To reach these conclusions, the study investigated 1,001 data scientist LinkedIn profiles. Unlike many previous publications, the data were not collected from job ads that present the employers’ point of view. Instead, the research relied on data posted by professionals on LinkedIn, which is a good proxy of their resumes.
Company and country quotas were assigned to limit bias. The cohort was divided into two groups depending on whether a person was employed by a Fortune 500 Company or not. In addition, the sample involved data scientists working in the US (40%), UK (30%), India (15%), and other countries (15%). Convenience sampling was employed due to data accessibility limitations.
Any research aiming to identify what it takes to become a data scientist should focus on technical skills. After exploring the top 3 tools each data scientist relies on, the results of the study confirm prior research. Programming languages are the main tool in the data scientist toolkit (as opposed to software like SPSS, SAS, and Tableau).
The traditional leaders Java and C/C++ continue to lose ground to R and Python. In fact, 53% of the data scientists in the sample have indicated R and/or Python as one of their top 3 skills. The sample size was insufficient to determine a clear winner, but the insight is clear – R and/or Python are currently a must for data scientists. SQL comes in third at 40%, while Matlab (19%), Java (18%), and C/C++ (18%) lag behind and their usage decreases as predicted by previous research.
SKILL SET BY INDUSTRY
It is much more intriguing to zoom into the popularity of the top programming languages by industry. The companies in the sample are organized into 4 clusters: Industrial (FMCG, Aerospace, Automotive, etc.), Healthcare, Financial, and Technology/IT.
Technology/IT is leading in adoption of Python and R. Sure enough, tech companies are the places where innovative practices are created and most widely implemented. In contrast, healthcare is least represented by the top 6 programming languages, as data scientists in that industry rely on tools like SPSS, SAS, and Tableau.
Interestingly, the Financial sector is the leader in R and Java. One explanation for that is the rigid attitude banking organizations have to innovation and the implementation of new technology. The fact that R and Java are relatively old languages further corroborates this interpretation.
Finally, the Industrial cluster is characterized by a lower usage of older languages and significant adoption of the top three coding languages (R, Python, and SQL).
INDUSTRY OF EMPLOYMENT
So, which industries are the biggest employers of data scientists? The data shows that most data science professionals are occupied in Technology/IT (42%). Following closely is the Industrial sector (37%), while the Financial and Healthcare industries account for 16% and 5%, respectively.

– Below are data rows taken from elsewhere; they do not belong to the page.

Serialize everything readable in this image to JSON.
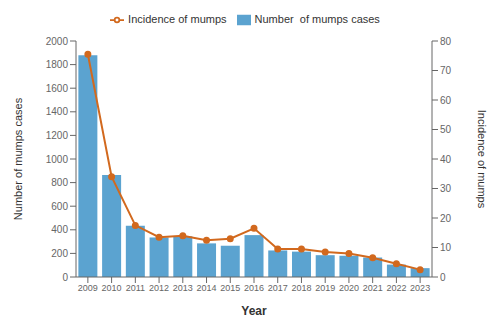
{
  "chart_data": {
    "type": "bar",
    "categories": [
      "2009",
      "2010",
      "2011",
      "2012",
      "2013",
      "2014",
      "2015",
      "2016",
      "2017",
      "2018",
      "2019",
      "2020",
      "2021",
      "2022",
      "2023"
    ],
    "x_label": "Year",
    "y_label": "Number of mumps cases",
    "y2_label": "Incidence of mumps",
    "series": [
      {
        "name": "Number  of mumps cases",
        "type": "bar",
        "color": "#5ba3d0",
        "values": [
          1880,
          865,
          435,
          335,
          345,
          285,
          265,
          355,
          225,
          215,
          185,
          180,
          165,
          105,
          75
        ]
      },
      {
        "name": "Incidence of mumps",
        "type": "line",
        "color": "#d2691e",
        "marker": "circle",
        "axis": "y2",
        "values": [
          75.5,
          34.0,
          17.5,
          13.5,
          14.0,
          12.5,
          13.0,
          16.5,
          9.5,
          9.5,
          8.5,
          8.0,
          6.5,
          4.5,
          2.5
        ]
      }
    ],
    "ylim": [
      0,
      2000
    ],
    "yticks": [
      0,
      200,
      400,
      600,
      800,
      1000,
      1200,
      1400,
      1600,
      1800,
      2000
    ],
    "y2lim": [
      0,
      80
    ],
    "y2ticks": [
      0,
      10,
      20,
      30,
      40,
      50,
      60,
      70,
      80
    ],
    "legend": "top",
    "grid": false
  }
}
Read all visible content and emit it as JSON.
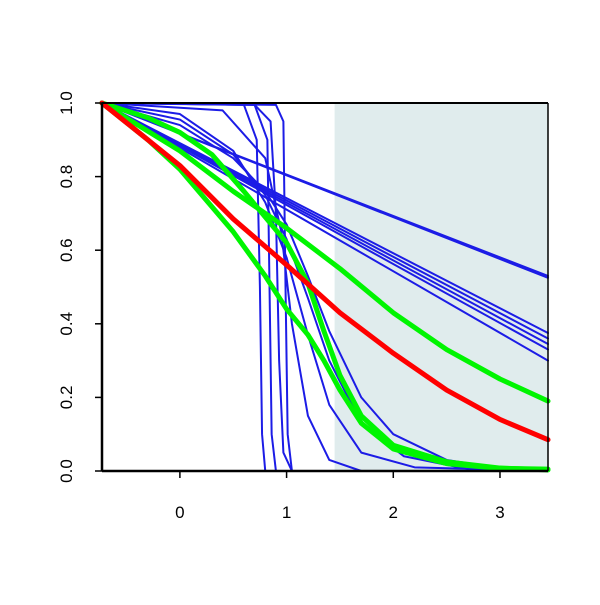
{
  "chart_data": {
    "type": "line",
    "title": "",
    "xlabel": "",
    "ylabel": "",
    "xlim": [
      -0.73,
      3.45
    ],
    "ylim": [
      0,
      1
    ],
    "grid": false,
    "legend": "none",
    "x_ticks": [
      0,
      1,
      2,
      3
    ],
    "x_tick_labels": [
      "0",
      "1",
      "2",
      "3"
    ],
    "y_ticks": [
      0,
      0.2,
      0.4,
      0.6,
      0.8,
      1
    ],
    "y_tick_labels": [
      "0.0",
      "0.2",
      "0.4",
      "0.6",
      "0.8",
      "1.0"
    ],
    "shaded_region": {
      "x_start": 1.45,
      "x_end": 3.45,
      "color": "#e0eced"
    },
    "colors": {
      "blue": "#1c1ce6",
      "red": "#ff0000",
      "green": "#00f500"
    },
    "series": [
      {
        "color": "blue",
        "points": [
          [
            -0.73,
            1.0
          ],
          [
            3.45,
            0.525
          ]
        ]
      },
      {
        "color": "blue",
        "points": [
          [
            -0.73,
            1.0
          ],
          [
            3.45,
            0.53
          ]
        ]
      },
      {
        "color": "blue",
        "points": [
          [
            -0.73,
            1.0
          ],
          [
            3.45,
            0.375
          ]
        ]
      },
      {
        "color": "blue",
        "points": [
          [
            -0.73,
            1.0
          ],
          [
            3.45,
            0.36
          ]
        ]
      },
      {
        "color": "blue",
        "points": [
          [
            -0.73,
            1.0
          ],
          [
            3.45,
            0.345
          ]
        ]
      },
      {
        "color": "blue",
        "points": [
          [
            -0.73,
            1.0
          ],
          [
            3.45,
            0.33
          ]
        ]
      },
      {
        "color": "blue",
        "points": [
          [
            -0.73,
            1.0
          ],
          [
            3.45,
            0.3
          ]
        ]
      },
      {
        "color": "blue",
        "points": [
          [
            -0.73,
            1.0
          ],
          [
            0.6,
            0.995
          ],
          [
            0.72,
            0.9
          ],
          [
            0.75,
            0.5
          ],
          [
            0.77,
            0.1
          ],
          [
            0.8,
            0.0
          ],
          [
            3.45,
            0.0
          ]
        ]
      },
      {
        "color": "blue",
        "points": [
          [
            -0.73,
            1.0
          ],
          [
            0.7,
            0.995
          ],
          [
            0.82,
            0.9
          ],
          [
            0.84,
            0.5
          ],
          [
            0.86,
            0.1
          ],
          [
            0.9,
            0.0
          ],
          [
            3.45,
            0.0
          ]
        ]
      },
      {
        "color": "blue",
        "points": [
          [
            -0.73,
            1.0
          ],
          [
            0.7,
            0.995
          ],
          [
            0.85,
            0.95
          ],
          [
            0.9,
            0.7
          ],
          [
            0.93,
            0.3
          ],
          [
            0.97,
            0.05
          ],
          [
            1.05,
            0.0
          ],
          [
            3.45,
            0.0
          ]
        ]
      },
      {
        "color": "blue",
        "points": [
          [
            -0.73,
            1.0
          ],
          [
            0.9,
            0.995
          ],
          [
            0.97,
            0.95
          ],
          [
            0.99,
            0.5
          ],
          [
            1.01,
            0.1
          ],
          [
            1.05,
            0.0
          ],
          [
            3.45,
            0.0
          ]
        ]
      },
      {
        "color": "blue",
        "points": [
          [
            -0.73,
            1.0
          ],
          [
            0.4,
            0.98
          ],
          [
            0.8,
            0.85
          ],
          [
            0.95,
            0.65
          ],
          [
            1.05,
            0.4
          ],
          [
            1.2,
            0.15
          ],
          [
            1.4,
            0.03
          ],
          [
            1.7,
            0.0
          ],
          [
            3.45,
            0.0
          ]
        ]
      },
      {
        "color": "blue",
        "points": [
          [
            -0.73,
            1.0
          ],
          [
            0.0,
            0.97
          ],
          [
            0.5,
            0.87
          ],
          [
            0.8,
            0.73
          ],
          [
            1.0,
            0.58
          ],
          [
            1.2,
            0.37
          ],
          [
            1.4,
            0.18
          ],
          [
            1.7,
            0.05
          ],
          [
            2.2,
            0.01
          ],
          [
            3.45,
            0.0
          ]
        ]
      },
      {
        "color": "blue",
        "points": [
          [
            -0.73,
            1.0
          ],
          [
            0.0,
            0.955
          ],
          [
            0.5,
            0.86
          ],
          [
            0.8,
            0.75
          ],
          [
            1.0,
            0.63
          ],
          [
            1.2,
            0.47
          ],
          [
            1.4,
            0.3
          ],
          [
            1.7,
            0.13
          ],
          [
            2.1,
            0.04
          ],
          [
            2.7,
            0.005
          ],
          [
            3.45,
            0.0
          ]
        ]
      },
      {
        "color": "blue",
        "points": [
          [
            -0.73,
            1.0
          ],
          [
            0.0,
            0.94
          ],
          [
            0.5,
            0.85
          ],
          [
            0.8,
            0.76
          ],
          [
            1.0,
            0.67
          ],
          [
            1.2,
            0.53
          ],
          [
            1.4,
            0.38
          ],
          [
            1.7,
            0.2
          ],
          [
            2.0,
            0.1
          ],
          [
            2.5,
            0.03
          ],
          [
            3.0,
            0.008
          ],
          [
            3.45,
            0.0
          ]
        ]
      },
      {
        "color": "red",
        "points": [
          [
            -0.73,
            1.0
          ],
          [
            0.0,
            0.83
          ],
          [
            0.5,
            0.685
          ],
          [
            1.0,
            0.56
          ],
          [
            1.5,
            0.43
          ],
          [
            2.0,
            0.32
          ],
          [
            2.5,
            0.22
          ],
          [
            3.0,
            0.14
          ],
          [
            3.45,
            0.085
          ]
        ]
      },
      {
        "color": "green",
        "points": [
          [
            -0.73,
            1.0
          ],
          [
            0.0,
            0.87
          ],
          [
            0.5,
            0.76
          ],
          [
            1.0,
            0.66
          ],
          [
            1.5,
            0.55
          ],
          [
            2.0,
            0.43
          ],
          [
            2.5,
            0.33
          ],
          [
            3.0,
            0.25
          ],
          [
            3.45,
            0.19
          ]
        ]
      },
      {
        "color": "green",
        "points": [
          [
            -0.73,
            1.0
          ],
          [
            -0.3,
            0.9
          ],
          [
            0.0,
            0.82
          ],
          [
            0.5,
            0.65
          ],
          [
            0.8,
            0.53
          ],
          [
            1.0,
            0.44
          ],
          [
            1.2,
            0.37
          ],
          [
            1.35,
            0.3
          ],
          [
            1.5,
            0.22
          ],
          [
            1.7,
            0.13
          ],
          [
            2.0,
            0.06
          ],
          [
            2.5,
            0.02
          ],
          [
            3.0,
            0.007
          ],
          [
            3.45,
            0.005
          ]
        ]
      },
      {
        "color": "green",
        "points": [
          [
            -0.73,
            1.0
          ],
          [
            -0.3,
            0.96
          ],
          [
            0.0,
            0.92
          ],
          [
            0.3,
            0.86
          ],
          [
            0.6,
            0.76
          ],
          [
            0.8,
            0.69
          ],
          [
            1.0,
            0.62
          ],
          [
            1.2,
            0.51
          ],
          [
            1.35,
            0.38
          ],
          [
            1.5,
            0.26
          ],
          [
            1.7,
            0.15
          ],
          [
            2.0,
            0.07
          ],
          [
            2.5,
            0.025
          ],
          [
            3.0,
            0.008
          ],
          [
            3.45,
            0.003
          ]
        ]
      }
    ]
  }
}
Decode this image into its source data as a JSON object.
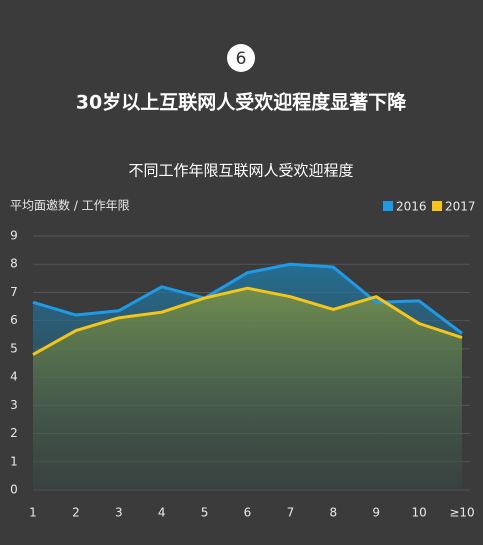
{
  "badge": "6",
  "chart_data": {
    "type": "line",
    "title": "30岁以上互联网人受欢迎程度显著下降",
    "subtitle": "不同工作年限互联网人受欢迎程度",
    "y_label": "平均面邀数 / 工作年限",
    "categories": [
      "1",
      "2",
      "3",
      "4",
      "5",
      "6",
      "7",
      "8",
      "9",
      "10",
      "≥10"
    ],
    "series": [
      {
        "name": "2016",
        "color": "#1e9be6",
        "values": [
          6.65,
          6.2,
          6.35,
          7.2,
          6.8,
          7.7,
          8.0,
          7.9,
          6.65,
          6.7,
          5.55
        ]
      },
      {
        "name": "2017",
        "color": "#f5c518",
        "values": [
          4.8,
          5.65,
          6.1,
          6.3,
          6.8,
          7.15,
          6.85,
          6.4,
          6.85,
          5.9,
          5.4
        ]
      }
    ],
    "ylim": [
      0,
      9
    ],
    "yticks": [
      0,
      1,
      2,
      3,
      4,
      5,
      6,
      7,
      8,
      9
    ],
    "grid": true,
    "legend": "top-right"
  }
}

The study breaks down employment data to identify differences across countries. In the US, UK, and ‘Other countries’, the two most popular sectors are Industrial and Technology/IT.
A major outlier from this trend is India. Data scientists working in India are mostly employed by Tech/IT companies (68%). Previous research identifies a 100% year-on-year rise of data science job openings across IT companies in India, which is well-aligned with these findings.
Another interesting observation is that in the UK, the financial sector employs more data scientists compared to other countries. The City of London can be considered the financial capital of Europe (at least until Brexit occurs). Hence, it makes sense that the UK employs more data scientists due to the abundance of financial, trading, and brokerage firms.
One major tip for aspiring data scientists - consider fine-tuning your skill set according to the country where you would like to be employed.
For example, for a UK job, a good grasp of Python or R, for Finance will probably come in handy as nearly 20% of the data scientists in the UK are occupied in the Financial sector. In India, on the other hand, it is a good idea to follow the most contemporary programming tools - the tech industry dominates there.
This study sheds some additional light on what it takes to become a data scientist. Approaching the problem from the perspective of the data, the programming languages required seem clearer and clearer. Nonetheless, there are still significant differences across country and industry, which provides a variety of opportunities for aspiring data scientists.